Free-living hens perch on branches in trees and domestic hens (Gallus gallus domesticus) show signs of unrest if they cannot reach a perch, suggesting that night-time perching is a behaviour that hens are motivated to perform. This motivation was quantified in two experiments
using a weighted push-door that hens had to push open in order to gain access to a perch. First, the motivation of individual birds to perch, and second, the effect of a companion bird on perching motivation, were measured. Eight adult laying hens (Lohmann Selected Leghorn) were trained to
push through the door at increasing resistances, and the individual capacity of each hen was determined. Hens were then tested once per day, at lights-off, in a test pen where pushing through the push-door gave access to the resource. Two consecutive series of increasing resistances were used
in the experiment: 25, 50, 75 and 100 per cent of each bird's maximum capacity. In the first experiment, the resources offered were either a perch (treatment) or a 'sham perch' that could not be used for perching (control).
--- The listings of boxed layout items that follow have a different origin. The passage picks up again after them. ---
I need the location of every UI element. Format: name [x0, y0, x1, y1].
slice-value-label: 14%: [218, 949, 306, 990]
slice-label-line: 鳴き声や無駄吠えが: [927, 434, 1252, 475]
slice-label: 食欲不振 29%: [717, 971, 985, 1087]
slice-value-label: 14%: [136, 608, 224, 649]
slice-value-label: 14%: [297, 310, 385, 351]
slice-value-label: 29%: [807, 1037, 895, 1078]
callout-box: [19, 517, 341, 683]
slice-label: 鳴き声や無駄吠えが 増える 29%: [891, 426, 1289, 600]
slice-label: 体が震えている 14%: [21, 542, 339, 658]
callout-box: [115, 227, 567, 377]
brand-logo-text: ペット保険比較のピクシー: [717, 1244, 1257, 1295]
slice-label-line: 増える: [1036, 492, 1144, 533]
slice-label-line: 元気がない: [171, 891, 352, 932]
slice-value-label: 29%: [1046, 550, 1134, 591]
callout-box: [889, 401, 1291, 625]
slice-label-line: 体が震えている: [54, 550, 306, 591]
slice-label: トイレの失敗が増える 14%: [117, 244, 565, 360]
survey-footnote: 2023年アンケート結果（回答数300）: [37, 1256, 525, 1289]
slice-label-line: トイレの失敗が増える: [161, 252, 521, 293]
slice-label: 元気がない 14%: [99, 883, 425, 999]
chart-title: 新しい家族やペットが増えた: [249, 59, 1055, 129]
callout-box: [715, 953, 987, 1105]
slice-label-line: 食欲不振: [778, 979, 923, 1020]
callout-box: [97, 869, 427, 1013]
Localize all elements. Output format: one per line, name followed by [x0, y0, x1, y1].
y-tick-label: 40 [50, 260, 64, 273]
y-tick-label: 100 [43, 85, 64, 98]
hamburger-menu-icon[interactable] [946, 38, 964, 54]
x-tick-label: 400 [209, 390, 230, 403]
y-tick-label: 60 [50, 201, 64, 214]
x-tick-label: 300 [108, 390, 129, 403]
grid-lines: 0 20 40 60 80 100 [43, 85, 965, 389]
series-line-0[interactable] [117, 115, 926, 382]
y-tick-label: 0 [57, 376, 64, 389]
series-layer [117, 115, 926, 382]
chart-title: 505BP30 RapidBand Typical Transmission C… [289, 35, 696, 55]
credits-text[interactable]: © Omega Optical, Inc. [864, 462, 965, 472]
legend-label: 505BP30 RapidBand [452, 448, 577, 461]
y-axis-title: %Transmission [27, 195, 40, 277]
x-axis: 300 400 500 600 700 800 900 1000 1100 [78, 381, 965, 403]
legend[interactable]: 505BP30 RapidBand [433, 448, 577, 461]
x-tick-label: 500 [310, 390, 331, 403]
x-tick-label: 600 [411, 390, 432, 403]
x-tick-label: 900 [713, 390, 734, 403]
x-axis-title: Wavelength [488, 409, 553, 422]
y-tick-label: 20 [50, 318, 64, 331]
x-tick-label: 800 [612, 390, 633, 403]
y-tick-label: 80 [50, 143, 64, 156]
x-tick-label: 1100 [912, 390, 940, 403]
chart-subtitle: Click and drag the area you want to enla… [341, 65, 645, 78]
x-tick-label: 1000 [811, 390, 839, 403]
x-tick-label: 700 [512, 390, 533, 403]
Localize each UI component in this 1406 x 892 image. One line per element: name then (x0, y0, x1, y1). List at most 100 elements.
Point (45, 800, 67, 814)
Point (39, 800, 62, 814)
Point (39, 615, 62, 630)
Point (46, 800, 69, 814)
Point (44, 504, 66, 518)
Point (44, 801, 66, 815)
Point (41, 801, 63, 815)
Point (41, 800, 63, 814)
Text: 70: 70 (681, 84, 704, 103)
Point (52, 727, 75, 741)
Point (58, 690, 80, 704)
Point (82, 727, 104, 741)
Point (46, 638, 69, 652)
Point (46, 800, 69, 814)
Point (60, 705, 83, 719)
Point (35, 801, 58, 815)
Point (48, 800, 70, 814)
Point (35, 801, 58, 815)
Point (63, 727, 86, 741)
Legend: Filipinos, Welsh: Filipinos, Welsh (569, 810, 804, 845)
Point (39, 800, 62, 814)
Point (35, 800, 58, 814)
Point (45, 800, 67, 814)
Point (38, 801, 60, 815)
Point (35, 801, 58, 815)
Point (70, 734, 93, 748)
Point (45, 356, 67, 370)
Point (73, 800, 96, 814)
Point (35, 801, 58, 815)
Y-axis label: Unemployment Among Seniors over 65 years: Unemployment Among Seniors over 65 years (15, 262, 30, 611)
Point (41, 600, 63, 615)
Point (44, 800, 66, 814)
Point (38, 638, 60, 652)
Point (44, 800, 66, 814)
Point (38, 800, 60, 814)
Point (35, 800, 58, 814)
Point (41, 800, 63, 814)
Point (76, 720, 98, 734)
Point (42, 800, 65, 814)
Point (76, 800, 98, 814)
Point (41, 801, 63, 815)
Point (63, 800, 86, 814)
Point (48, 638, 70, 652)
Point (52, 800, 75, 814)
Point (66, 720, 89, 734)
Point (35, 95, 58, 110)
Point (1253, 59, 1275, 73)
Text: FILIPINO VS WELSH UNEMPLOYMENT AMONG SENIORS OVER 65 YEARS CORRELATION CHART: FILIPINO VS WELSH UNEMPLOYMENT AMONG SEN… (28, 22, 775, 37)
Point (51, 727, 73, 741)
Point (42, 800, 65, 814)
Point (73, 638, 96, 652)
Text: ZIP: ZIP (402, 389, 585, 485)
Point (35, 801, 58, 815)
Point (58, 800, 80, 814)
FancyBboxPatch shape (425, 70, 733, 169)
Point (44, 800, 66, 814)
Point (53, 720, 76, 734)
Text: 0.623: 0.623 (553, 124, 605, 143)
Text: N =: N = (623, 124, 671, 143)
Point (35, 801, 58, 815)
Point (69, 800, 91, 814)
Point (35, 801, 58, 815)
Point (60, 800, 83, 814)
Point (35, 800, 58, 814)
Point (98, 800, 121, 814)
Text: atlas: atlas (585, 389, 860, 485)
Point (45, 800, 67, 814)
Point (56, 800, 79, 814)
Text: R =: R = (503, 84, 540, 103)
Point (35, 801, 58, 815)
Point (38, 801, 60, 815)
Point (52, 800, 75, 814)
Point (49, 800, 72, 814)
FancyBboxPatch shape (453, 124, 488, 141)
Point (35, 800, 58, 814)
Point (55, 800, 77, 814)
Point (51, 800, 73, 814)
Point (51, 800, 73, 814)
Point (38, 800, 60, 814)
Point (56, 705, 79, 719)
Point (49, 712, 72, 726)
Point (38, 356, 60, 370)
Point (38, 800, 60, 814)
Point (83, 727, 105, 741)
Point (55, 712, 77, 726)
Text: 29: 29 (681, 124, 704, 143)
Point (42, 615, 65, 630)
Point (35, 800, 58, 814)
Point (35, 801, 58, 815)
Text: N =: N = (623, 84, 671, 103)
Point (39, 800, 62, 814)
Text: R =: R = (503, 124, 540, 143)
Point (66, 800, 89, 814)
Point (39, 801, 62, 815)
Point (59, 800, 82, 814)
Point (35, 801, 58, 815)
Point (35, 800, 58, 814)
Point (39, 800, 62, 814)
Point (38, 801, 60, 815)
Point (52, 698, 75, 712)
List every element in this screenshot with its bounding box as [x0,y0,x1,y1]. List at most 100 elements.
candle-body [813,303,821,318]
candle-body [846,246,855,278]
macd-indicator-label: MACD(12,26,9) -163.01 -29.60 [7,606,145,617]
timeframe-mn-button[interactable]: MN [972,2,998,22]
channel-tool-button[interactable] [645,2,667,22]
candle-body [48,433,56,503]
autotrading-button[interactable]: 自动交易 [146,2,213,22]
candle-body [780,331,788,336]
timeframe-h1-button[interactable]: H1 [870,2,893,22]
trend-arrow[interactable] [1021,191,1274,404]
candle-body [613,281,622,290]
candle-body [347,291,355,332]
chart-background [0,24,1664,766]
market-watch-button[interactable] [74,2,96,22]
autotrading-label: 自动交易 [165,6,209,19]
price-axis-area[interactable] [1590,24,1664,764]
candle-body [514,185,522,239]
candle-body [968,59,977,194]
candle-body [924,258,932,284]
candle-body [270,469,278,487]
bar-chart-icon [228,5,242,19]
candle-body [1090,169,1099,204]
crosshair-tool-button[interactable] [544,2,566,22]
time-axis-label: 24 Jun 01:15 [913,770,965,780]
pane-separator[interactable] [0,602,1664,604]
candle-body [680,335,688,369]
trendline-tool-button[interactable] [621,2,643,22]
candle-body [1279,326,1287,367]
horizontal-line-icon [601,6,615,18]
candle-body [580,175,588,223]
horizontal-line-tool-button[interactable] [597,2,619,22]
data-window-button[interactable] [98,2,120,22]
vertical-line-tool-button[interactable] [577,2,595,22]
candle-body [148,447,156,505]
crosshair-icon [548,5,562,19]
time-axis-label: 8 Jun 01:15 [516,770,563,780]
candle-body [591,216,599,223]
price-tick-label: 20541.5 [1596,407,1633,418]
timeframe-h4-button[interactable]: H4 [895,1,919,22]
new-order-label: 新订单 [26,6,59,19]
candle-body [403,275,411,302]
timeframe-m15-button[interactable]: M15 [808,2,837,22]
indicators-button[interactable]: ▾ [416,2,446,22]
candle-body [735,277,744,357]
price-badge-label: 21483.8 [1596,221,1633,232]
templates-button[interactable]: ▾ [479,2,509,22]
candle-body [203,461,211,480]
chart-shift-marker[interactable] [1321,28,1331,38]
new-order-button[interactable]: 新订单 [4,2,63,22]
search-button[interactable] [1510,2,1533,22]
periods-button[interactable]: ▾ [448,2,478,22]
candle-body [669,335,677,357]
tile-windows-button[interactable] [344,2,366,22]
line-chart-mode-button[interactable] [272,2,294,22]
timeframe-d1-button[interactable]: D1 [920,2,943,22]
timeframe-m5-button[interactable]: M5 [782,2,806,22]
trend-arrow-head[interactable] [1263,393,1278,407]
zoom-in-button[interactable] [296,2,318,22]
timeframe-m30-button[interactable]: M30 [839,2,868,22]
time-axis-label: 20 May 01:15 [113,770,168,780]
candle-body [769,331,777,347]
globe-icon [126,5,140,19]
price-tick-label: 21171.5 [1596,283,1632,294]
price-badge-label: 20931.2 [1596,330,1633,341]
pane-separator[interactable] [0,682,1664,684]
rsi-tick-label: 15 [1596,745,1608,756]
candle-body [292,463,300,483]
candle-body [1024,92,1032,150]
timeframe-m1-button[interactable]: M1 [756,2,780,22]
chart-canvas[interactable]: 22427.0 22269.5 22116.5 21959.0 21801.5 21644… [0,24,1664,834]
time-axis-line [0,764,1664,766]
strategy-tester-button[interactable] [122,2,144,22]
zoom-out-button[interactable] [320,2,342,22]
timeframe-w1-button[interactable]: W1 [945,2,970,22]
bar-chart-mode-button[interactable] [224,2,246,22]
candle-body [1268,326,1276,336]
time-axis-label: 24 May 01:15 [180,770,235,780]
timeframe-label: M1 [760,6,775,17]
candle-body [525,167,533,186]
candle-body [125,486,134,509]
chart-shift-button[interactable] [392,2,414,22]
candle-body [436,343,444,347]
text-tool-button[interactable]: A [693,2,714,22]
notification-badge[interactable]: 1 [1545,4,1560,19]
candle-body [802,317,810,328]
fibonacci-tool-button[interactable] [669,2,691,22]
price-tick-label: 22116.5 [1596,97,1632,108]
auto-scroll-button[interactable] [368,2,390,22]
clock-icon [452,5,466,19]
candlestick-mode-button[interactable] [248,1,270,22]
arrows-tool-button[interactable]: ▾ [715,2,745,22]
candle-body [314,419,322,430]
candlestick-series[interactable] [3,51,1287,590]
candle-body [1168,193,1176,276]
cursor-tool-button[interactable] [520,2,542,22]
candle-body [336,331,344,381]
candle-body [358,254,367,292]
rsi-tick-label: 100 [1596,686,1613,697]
Hens opened significantly heavier doors in order to gain access to
a perch than to gain access to the sham perch. In the second experiment, pushing through the door gave access either to a perch with a companion hen already perching on it (treatment) or to a perch and a companion hen roosting on the floor (control). In this comparison, four of the hens did
not push through the door, probably because of aggressive interactions with the companion, and no significant differences between treatments were found. We conclude that hens are motivated to use a perch for night-time roosting and that they should be housed in systems with perches.